Profession libérale, l’exception française
Les intérêts de l’emprunt contracté pour acquérir des parts sociales des futures sociétés de participations financières (SPF) de pharmacies seront-ils déductibles ou non ? De cette réponse découlera le comportement des uns et des autres. « Nous avons interrogé l’administration fiscale, nous attendons », a annoncé Claude Japhet, président de l’UNPF, sollicité comme les autres représentants des instances professionnelles pour réfléchir sur le décret d’application qui dira quelle profession libérale peut (ou pas) détenir des parts de SPF. Mais au fait, qu’est-ce qu’un professionnel libéral ? C’est tout d’abord une notion qui n’existe qu’en France ! Concernant les pharmaciens, « il s’agit des personnes inscrites à la section A de l’Ordre », affirme Jean-Jacques Zambrowski, professeur en économie de la santé à Paris-V. Mais « certains avocats salariés ont, eux, le statut de libéral », souligne maître Schlub. « Pour le ministère, il s’agit des professionnels qui engagent par leur acte professionnel leur responsabilité pénale », précise Jean-Louis Craignou, de l’Ordre. Mais d’autres professions non libérales le font aussi… Reste que les représentants de l’officine devront se prononcer tôt ou tard sur ce fameux décret. « Soit on en sortira un texte susceptible de protéger la déontologie et de se prémunir de l’extérieur, soit on se sabordera à quinze ans, affirme maître Manry. N’importe quel Carrefour peut faire notre travail aussi bien que nous, libéraux. La seule chose qui nous préserve, c’est le respect de la déontologie. »

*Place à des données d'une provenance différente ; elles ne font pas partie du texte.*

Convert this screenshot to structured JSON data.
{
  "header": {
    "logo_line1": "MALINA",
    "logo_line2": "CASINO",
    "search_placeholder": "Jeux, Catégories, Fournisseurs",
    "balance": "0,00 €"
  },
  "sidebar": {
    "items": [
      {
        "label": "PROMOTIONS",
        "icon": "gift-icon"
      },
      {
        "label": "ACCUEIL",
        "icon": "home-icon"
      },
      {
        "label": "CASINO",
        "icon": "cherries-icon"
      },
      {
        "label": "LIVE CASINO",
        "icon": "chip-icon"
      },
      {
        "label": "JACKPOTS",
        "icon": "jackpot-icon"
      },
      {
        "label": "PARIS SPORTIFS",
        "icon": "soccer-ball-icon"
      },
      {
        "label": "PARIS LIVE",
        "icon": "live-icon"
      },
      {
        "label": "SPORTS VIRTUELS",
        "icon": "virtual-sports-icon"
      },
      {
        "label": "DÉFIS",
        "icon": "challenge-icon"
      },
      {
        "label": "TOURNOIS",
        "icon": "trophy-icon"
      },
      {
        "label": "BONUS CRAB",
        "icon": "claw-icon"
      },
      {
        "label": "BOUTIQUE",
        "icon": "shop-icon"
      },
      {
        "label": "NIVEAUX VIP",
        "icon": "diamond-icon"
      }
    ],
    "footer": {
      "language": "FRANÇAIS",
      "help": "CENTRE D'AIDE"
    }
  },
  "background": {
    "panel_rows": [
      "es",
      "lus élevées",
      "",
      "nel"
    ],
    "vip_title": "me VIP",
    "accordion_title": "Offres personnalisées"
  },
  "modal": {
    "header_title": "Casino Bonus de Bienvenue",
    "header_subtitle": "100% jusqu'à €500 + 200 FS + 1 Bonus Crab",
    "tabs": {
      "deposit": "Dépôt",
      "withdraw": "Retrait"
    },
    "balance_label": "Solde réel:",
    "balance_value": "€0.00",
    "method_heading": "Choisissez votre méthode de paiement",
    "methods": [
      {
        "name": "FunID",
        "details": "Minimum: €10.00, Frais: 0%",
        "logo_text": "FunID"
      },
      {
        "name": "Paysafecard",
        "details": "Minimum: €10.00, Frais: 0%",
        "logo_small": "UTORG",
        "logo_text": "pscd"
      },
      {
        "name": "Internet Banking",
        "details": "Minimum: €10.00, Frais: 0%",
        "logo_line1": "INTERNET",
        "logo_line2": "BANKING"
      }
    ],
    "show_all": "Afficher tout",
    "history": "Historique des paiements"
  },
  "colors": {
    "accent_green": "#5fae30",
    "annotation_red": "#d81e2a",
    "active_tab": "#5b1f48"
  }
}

Gilles Brault-Scaillet, du Collectif des groupements, se pose moins de questions : « Tous les groupements voient dans cette loi – que l’on n’attendait pas – une opportunité extraordinaire. Le pôle santé-beauté-forme sera le premier budget des familles en 2010. Or, dans le contexte européen, 23 000 pharmacies isolées n’ont pas d’avenir. Quelqu’un qui a le nez dans le guidon tous les jours n’a pas les moyens d’être compétent. » Quant à l’indépendance de l’exploitant, « la loi ne dira jamais qui sont les bailleurs de fonds des pharmaciens qui achèteront les parts de la holding », glisse Jean-Jacques Zambrowski. Or qui contrôle la société ? Les porteurs de parts ou les bailleurs de fonds ? Mais aujourd’hui même, « un pharmacien surendetté auprès de son grossiste ou de son banquier est-il vraiment indépendant ?», conclut-il. – F.S.